Rotating Endplate System

[0101] Turning first to FIGS. 4A-4F, swage tool 100 with lower rotating endplate tabs 400 and upper rotating endplate tabs 430 installed is depicted. Endplate tabs 400, 430 are made of a material such as aluminum alloy and are shaped to provide stabilizing surfaces against die block 120 and yoke 130 while also having cutouts to receive the positioning tabs on swage dies 122, 132. Upper endplate tabs 430, for example, have stabilizing surfaces 432 that are configured to rest against the surface of yoke 130 and cut-outs or cavities 450 that receive positioning tabs of upper swage die 132 (see, e.g., FIGS. 4B-4E) between surfaces 452 and 454 to hold swage die 132 in place. The positioning tabs of the dies will rest between surfaces 452 and 454, preventing the dies from moving out of place due to the positioning tabs sticking out from the dies. As the tool is swaged and released from swaging, the positioning tabs will move freely between surfaces 452, 454. Likewise, lower endplate tabs 400 have stabilizing surfaces 402 that are configured to rest against the surface of die block 120 and cut-outs that receive positioning tabs of lower swage die 122 to hold swage die 122 in place.

[0102] Eight endplate tabs are used to secure swage dies 122, 132 in place within head assembly 110 of swage tool 100. Two upper endplate tabs 430 are mounted on the front of yoke 130 as shown in FIGS. 4D-4E, and two upper endplate tabs 430 are mounted in a symmetrical configuration on the rear of yoke 130. In this regard, upper endplate tabs 430 are front-back symmetric and can be used on both the front and rear of tool 100. Likewise, two lower endplate tabs 400 are mounted on the front of die block 120 as shown in FIGS. 4D-4E, and two lower endplate tabs 400 are mounted in a symmetrical configuration on the rear of die block 120. Like upper endplate tabs 430, lower endplate tabs 400 are front-back symmetric and can be used on both the front and rear of tool 100. Upper endplate tabs 430 and lower endplate tabs 400 are shaped slightly differently to best fit the respective areas of yoke 130 and die block 120 on which they are mounted. With reference to FIGS. 4D-4E, for example, it can be seen that stabilizing surfaces 432 of upper endplate tabs 430 extend laterally further than do stabilizing surface 402 of lower endplate tabs 400 to accommodate the respective shapes of yoke 130 and die block 120.

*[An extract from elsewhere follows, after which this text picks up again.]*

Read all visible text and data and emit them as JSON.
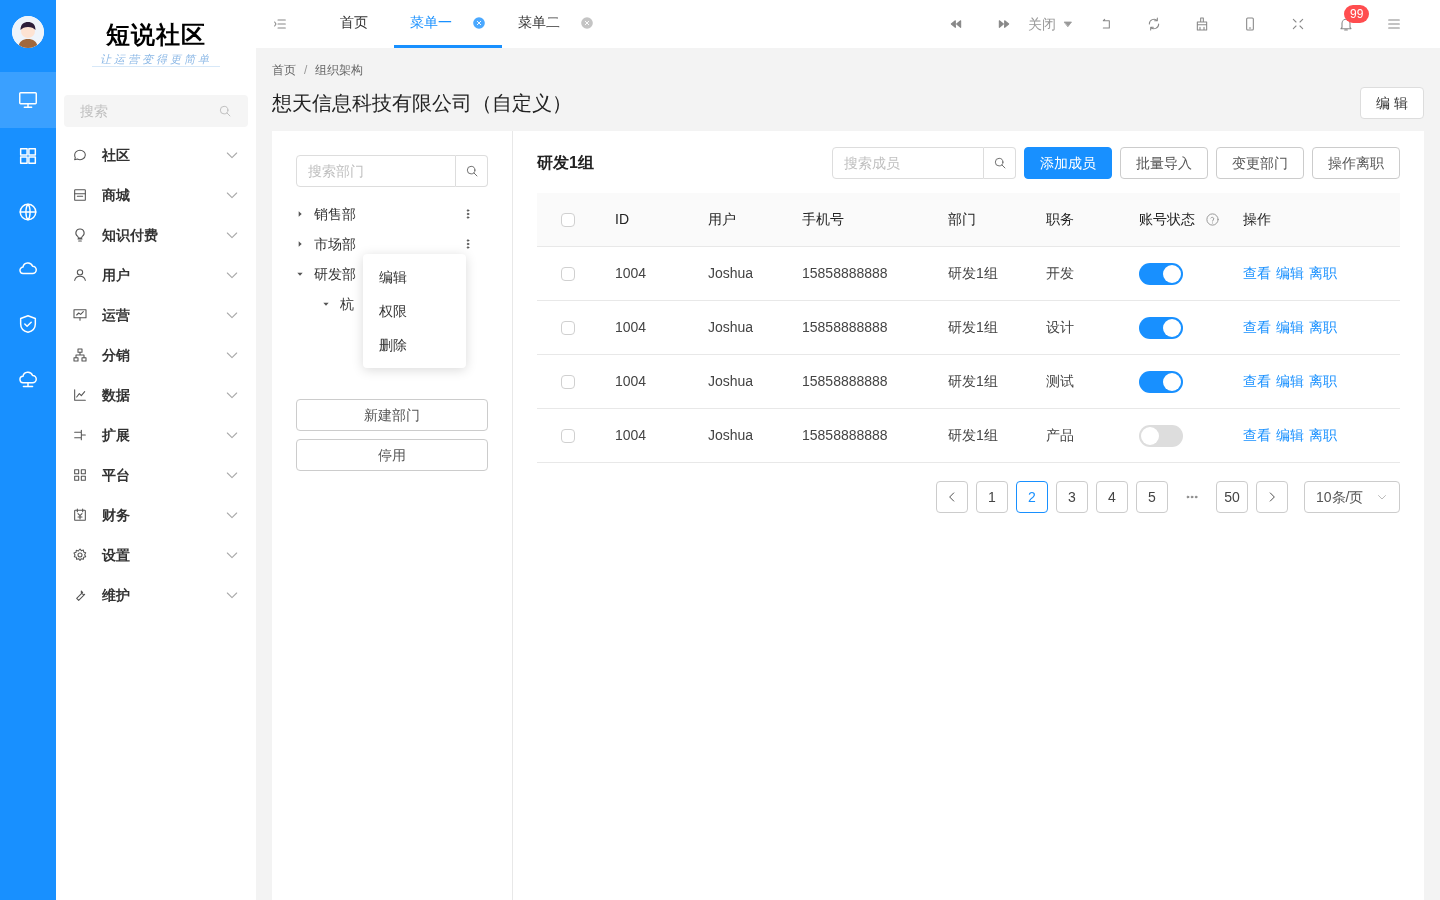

[0103] As best shown in FIG. 4A, upper endplate tabs 430 are secured to yoke 130 by fastening screws 438 through endplate tabs 430 and bushings 439 into interference-fit dowel pins in yoke 130. The presence of bushings 439 between tabs 430 and yoke 130 allows for free rotation of upper endplate tabs 430 even while screws 438 are tightened through tabs 430 and yoke 130. Likewise, lower endplate tabs 400 are secured to die block 120 by fastening screws 408 through endplate tabs 400 and bushings into interference-fit dowel pins in die block 120. The presence of bushings between tabs 400 and die block 120 allows for free rotation of lower endplate tabs 400 even while screws 408 are tightened through tabs 400 and die block 120.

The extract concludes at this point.